In my mind, every person working in A&E and in our ambulance service is a hero. Bear this in mind too: the hospital wasn’t in crisis on the shift I worked, it wasn’t a particularly busy day by current standards. In fact, many of the staff were a little disappointed I didn’t see it at its most challenging!
I can’t tell you how wonderful and professional our medical and emergency staff are. One emergency we attended saw someone who’d suddenly collapsed in a public place despite having a good time with friends until then. We were there rapidly and people were gathered to support this person who was in and out of consciousness on the pavement. Calmly, and professionally the paramedics took control of the situation, stabilised the patient, and moved him through the stages from pavement to ambulance to hospital.
As you can imagine, going through something requiring an ambulance with blue flashing lights to arrive is pretty scary. I saw a lot of people who were so frightened about what was happening to them – having a health emergency is scary! And that’s what’s so remarkable about the people who chose to work in emergency medicine, not only are they great medics they’re also fantastic about protecting people’s dignity and caring for them too.
At one point in the evening, one person in our ambulance started to have a panic attack on top of the other issues that had led them to be attended to. Honestly, it’s really understandable considering how alarming a sudden and unexpected health crisis is. But despite all of the activity and testing and injections being carried out, one of the paramedics found the time to hold the patient’s hand, look them in the eye, and simply talk with calm, humane confidence giving clear instructions on breathing and things to focus the mind on. Within just a few moments everything stabilised and they could return to their pressured work and we were on our way – once more heading back to A&E.
Each time I returned to A&E I caught sight of previous patients as we were waiting to admit a new one. I popped over to speak to them and check they were ok. They were always so full of praise for the people but could see how stretched everything was and were worried about the next stages.
I was taken out of the ambulance arrival area and into the walk-in section of A&E. It was packed and appeared a little chaotic as so many people were standing – all the seats were taken.
I was struck by how many of the patients were elderly and how many of them were alone and had worry on their faces. A&E is a scary place to be a patient simply because of what people are experiencing to land them there in the first place. You only have to be there for a moment to see that our NHS is under huge strain and the system is clearly broken in places.

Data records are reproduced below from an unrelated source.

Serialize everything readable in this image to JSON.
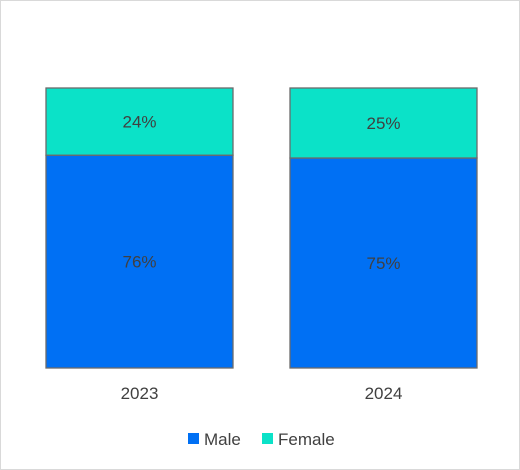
{
  "chart_data": {
    "type": "bar",
    "stacked": true,
    "categories": [
      "2023",
      "2024"
    ],
    "series": [
      {
        "name": "Male",
        "values": [
          76,
          75
        ],
        "labels": [
          "76%",
          "75%"
        ],
        "color": "#0070F4"
      },
      {
        "name": "Female",
        "values": [
          24,
          25
        ],
        "labels": [
          "24%",
          "25%"
        ],
        "color": "#0BE2C8"
      }
    ],
    "ylim": [
      0,
      100
    ],
    "grid": false,
    "legend": "bottom",
    "bar_outline_color": "#6B6B6B"
  }
}
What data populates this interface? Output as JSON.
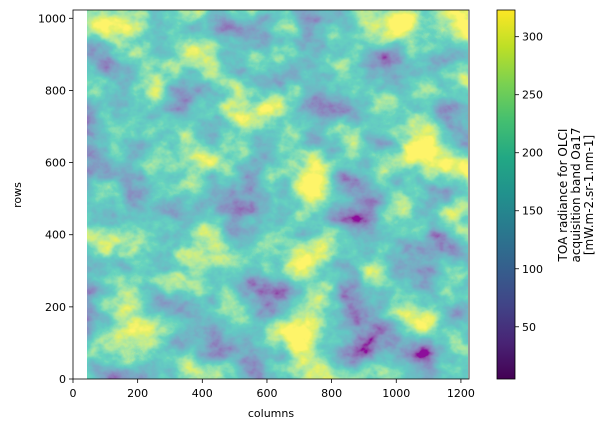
{
  "chart_data": {
    "type": "image",
    "colormap": "viridis",
    "x_label": "columns",
    "y_label": "rows",
    "xlim": [
      0,
      1225
    ],
    "xticks": [
      0,
      200,
      400,
      600,
      800,
      1000,
      1200
    ],
    "ylim": [
      0,
      1023
    ],
    "yticks": [
      0,
      200,
      400,
      600,
      800,
      1000
    ],
    "colorbar": {
      "lim": [
        5,
        323
      ],
      "ticks": [
        50,
        100,
        150,
        200,
        250,
        300
      ],
      "label": [
        "TOA radiance for OLCI",
        "acquisition band Oa17",
        "[mW.m-2.sr-1.nm-1]"
      ]
    }
  }
}
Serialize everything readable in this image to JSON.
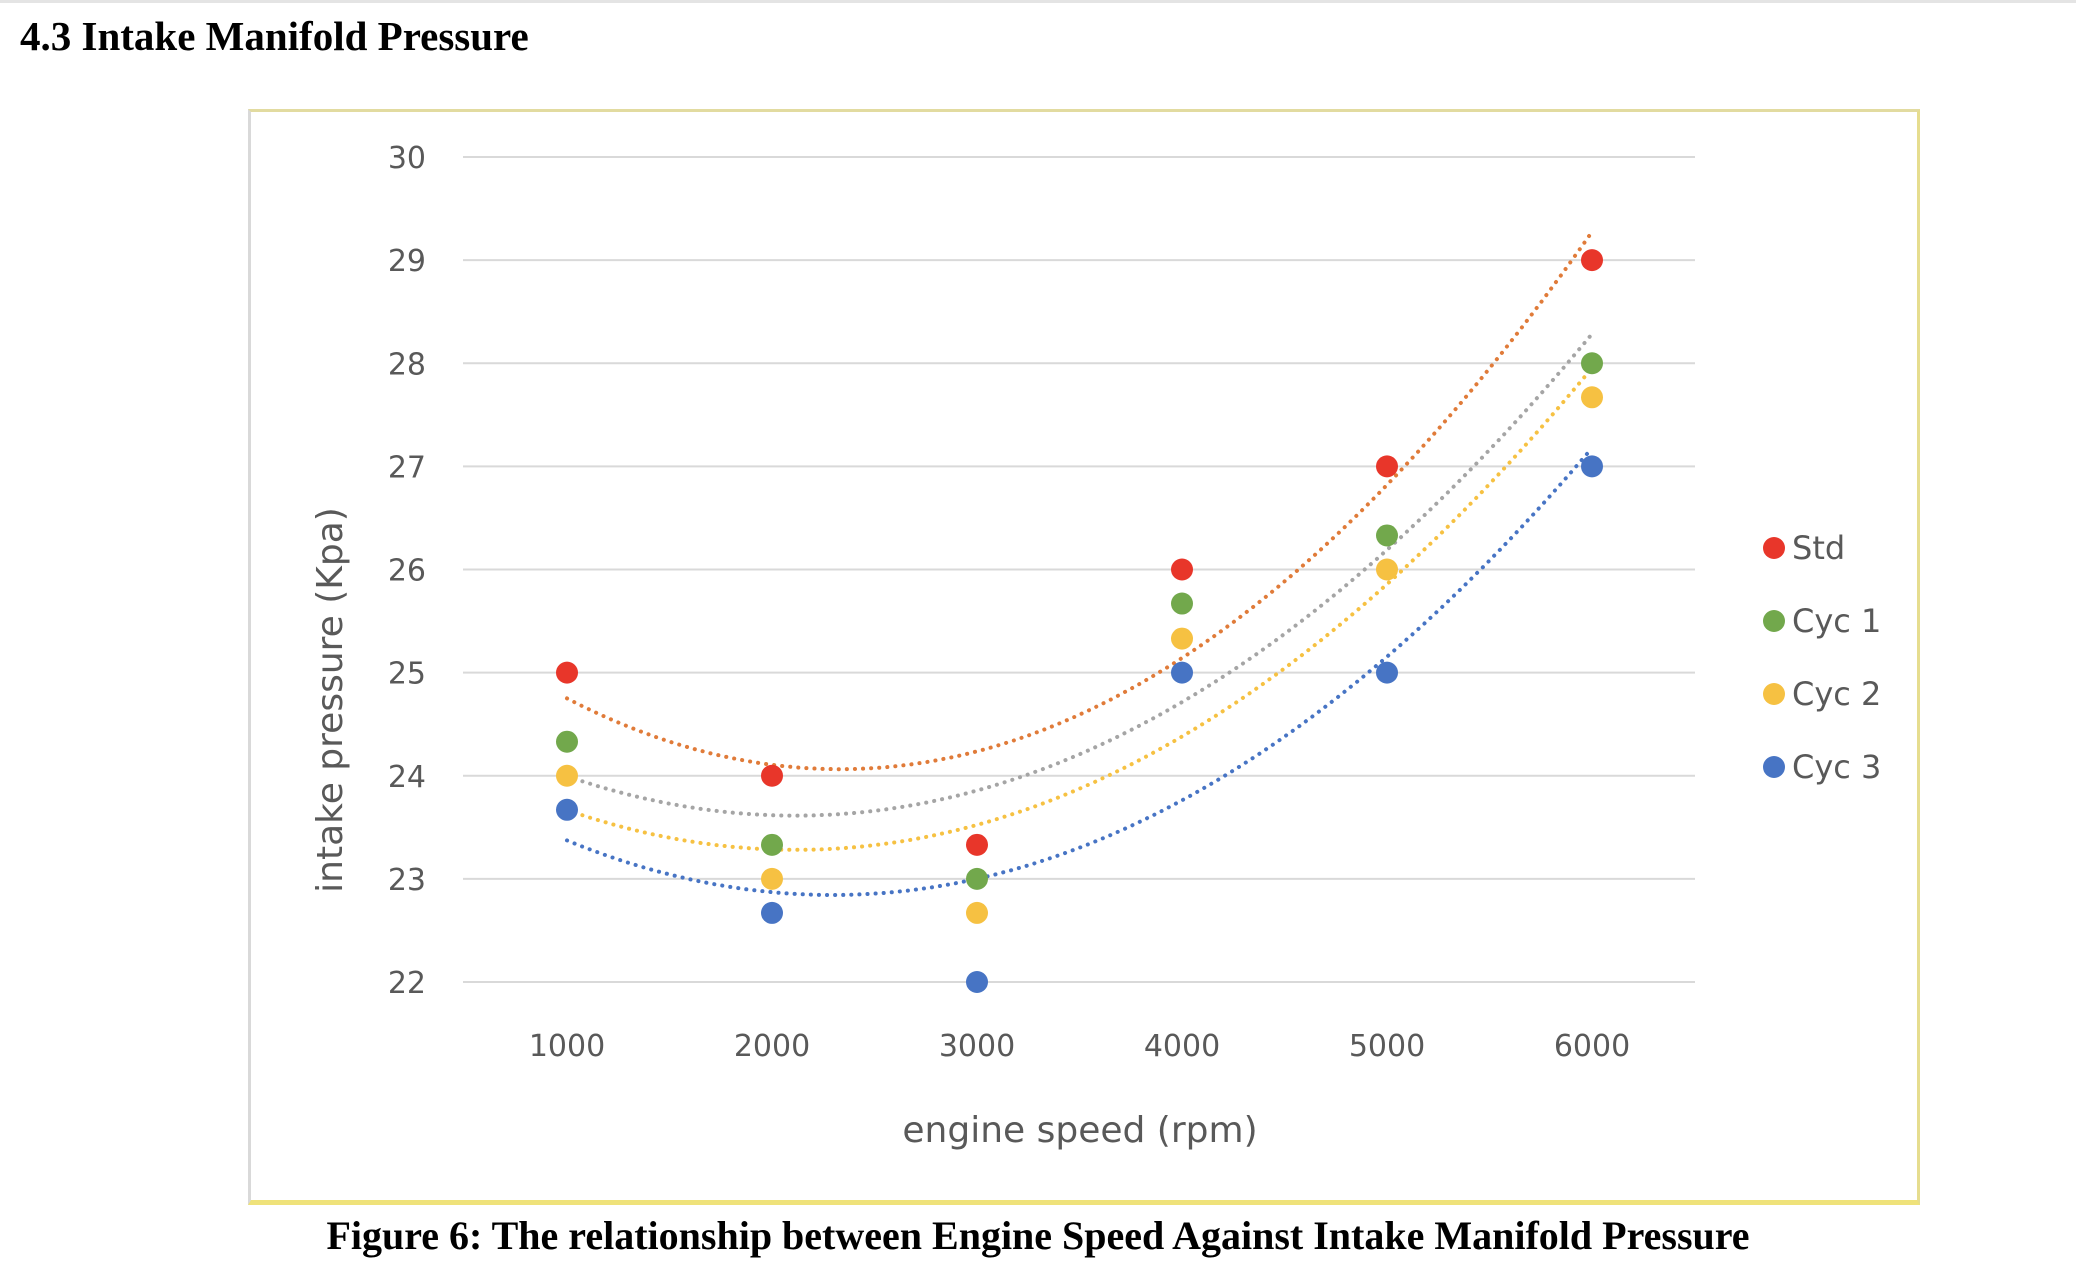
{
  "heading": "4.3 Intake Manifold Pressure",
  "caption": "Figure 6: The relationship between Engine Speed Against Intake Manifold Pressure",
  "chart_data": {
    "type": "scatter",
    "title": "",
    "xlabel": "engine speed (rpm)",
    "ylabel": "intake pressure (Kpa)",
    "x": [
      1000,
      2000,
      3000,
      4000,
      5000,
      6000
    ],
    "x_tick_labels": [
      "1000",
      "2000",
      "3000",
      "4000",
      "5000",
      "6000"
    ],
    "ylim": [
      22,
      30
    ],
    "y_ticks": [
      22,
      23,
      24,
      25,
      26,
      27,
      28,
      29,
      30
    ],
    "grid": true,
    "legend_position": "right",
    "trendline": "polynomial order 2 (dotted)",
    "series": [
      {
        "name": "Std",
        "color": "#e8362a",
        "trend_color": "#e07b39",
        "values": [
          25,
          24,
          23.33,
          26,
          27,
          29
        ]
      },
      {
        "name": "Cyc 1",
        "color": "#72a84c",
        "trend_color": "#a5a5a5",
        "values": [
          24.33,
          23.33,
          23,
          25.67,
          26.33,
          28
        ]
      },
      {
        "name": "Cyc 2",
        "color": "#f6c142",
        "trend_color": "#f6c142",
        "values": [
          24,
          23,
          22.67,
          25.33,
          26,
          27.67
        ]
      },
      {
        "name": "Cyc 3",
        "color": "#4774c4",
        "trend_color": "#4774c4",
        "values": [
          23.67,
          22.67,
          22,
          25,
          25,
          27
        ]
      }
    ]
  }
}
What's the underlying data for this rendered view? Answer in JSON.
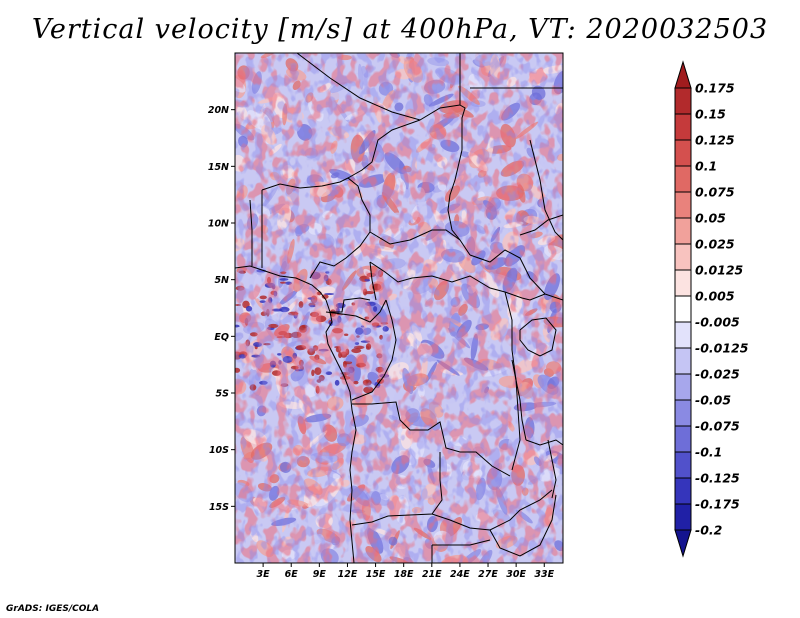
{
  "title": "Vertical velocity [m/s] at 400hPa, VT: 2020032503",
  "credit": "GrADS: IGES/COLA",
  "map": {
    "variable": "Vertical velocity",
    "units": "m/s",
    "level": "400hPa",
    "valid_time": "2020032503",
    "lon_range": [
      0,
      35
    ],
    "lat_range": [
      -20,
      25
    ],
    "lat_ticks": [
      {
        "value": 20,
        "label": "20N"
      },
      {
        "value": 15,
        "label": "15N"
      },
      {
        "value": 10,
        "label": "10N"
      },
      {
        "value": 5,
        "label": "5N"
      },
      {
        "value": 0,
        "label": "EQ"
      },
      {
        "value": -5,
        "label": "5S"
      },
      {
        "value": -10,
        "label": "10S"
      },
      {
        "value": -15,
        "label": "15S"
      }
    ],
    "lon_ticks": [
      {
        "value": 3,
        "label": "3E"
      },
      {
        "value": 6,
        "label": "6E"
      },
      {
        "value": 9,
        "label": "9E"
      },
      {
        "value": 12,
        "label": "12E"
      },
      {
        "value": 15,
        "label": "15E"
      },
      {
        "value": 18,
        "label": "18E"
      },
      {
        "value": 21,
        "label": "21E"
      },
      {
        "value": 24,
        "label": "24E"
      },
      {
        "value": 27,
        "label": "27E"
      },
      {
        "value": 30,
        "label": "30E"
      },
      {
        "value": 33,
        "label": "33E"
      }
    ]
  },
  "colorbar": {
    "levels": [
      "0.175",
      "0.15",
      "0.125",
      "0.1",
      "0.075",
      "0.05",
      "0.025",
      "0.0125",
      "0.005",
      "-0.005",
      "-0.0125",
      "-0.025",
      "-0.05",
      "-0.075",
      "-0.1",
      "-0.125",
      "-0.175",
      "-0.2"
    ],
    "colors": [
      "#a01c1e",
      "#b22a2c",
      "#c53a3b",
      "#d4504e",
      "#e06964",
      "#e9827c",
      "#f1a19b",
      "#f8c3bf",
      "#fce3e1",
      "#ffffff",
      "#e2e2fb",
      "#c5c5f4",
      "#a7a7ec",
      "#8a8ae3",
      "#6e6ed8",
      "#5151cb",
      "#3535bb",
      "#2020a6",
      "#14148f"
    ]
  }
}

We must, must solve the staffing crisis and get community health back onto its feet having been decimated by austerity and botched reforms. I’m pleased Wes Streeting, Labour’s shadow health secretary has launched a series of fully funded proposals to tackle just this.
Nurses have balloted for strike action for the first time in history. Ambulance staff have done the same. Money is important to them, of course, especially since the Tories blew a hole in our public finances. But it’s more than just money they’re drawing attention to, it’s about the system they’re working to which is placing an unbearable strain on them. I can tell you that we in Labour hear them loud and clear and will stabilise then grow our economy so we have an economy that delivers for everyone, and we’ll set about doubling the number of medical school training places and implementing our plan for the waiting list crisis.
I learned so much from my shift with Angelique and Ben and I’m grateful that they allowed me to come out with them on a busy evening. It’ll take time to fix the mess a future Labour government will inherit, but experiences like this have given me more determination than ever to make sure we at least get the chance – every future patient and paramedic is depending on it.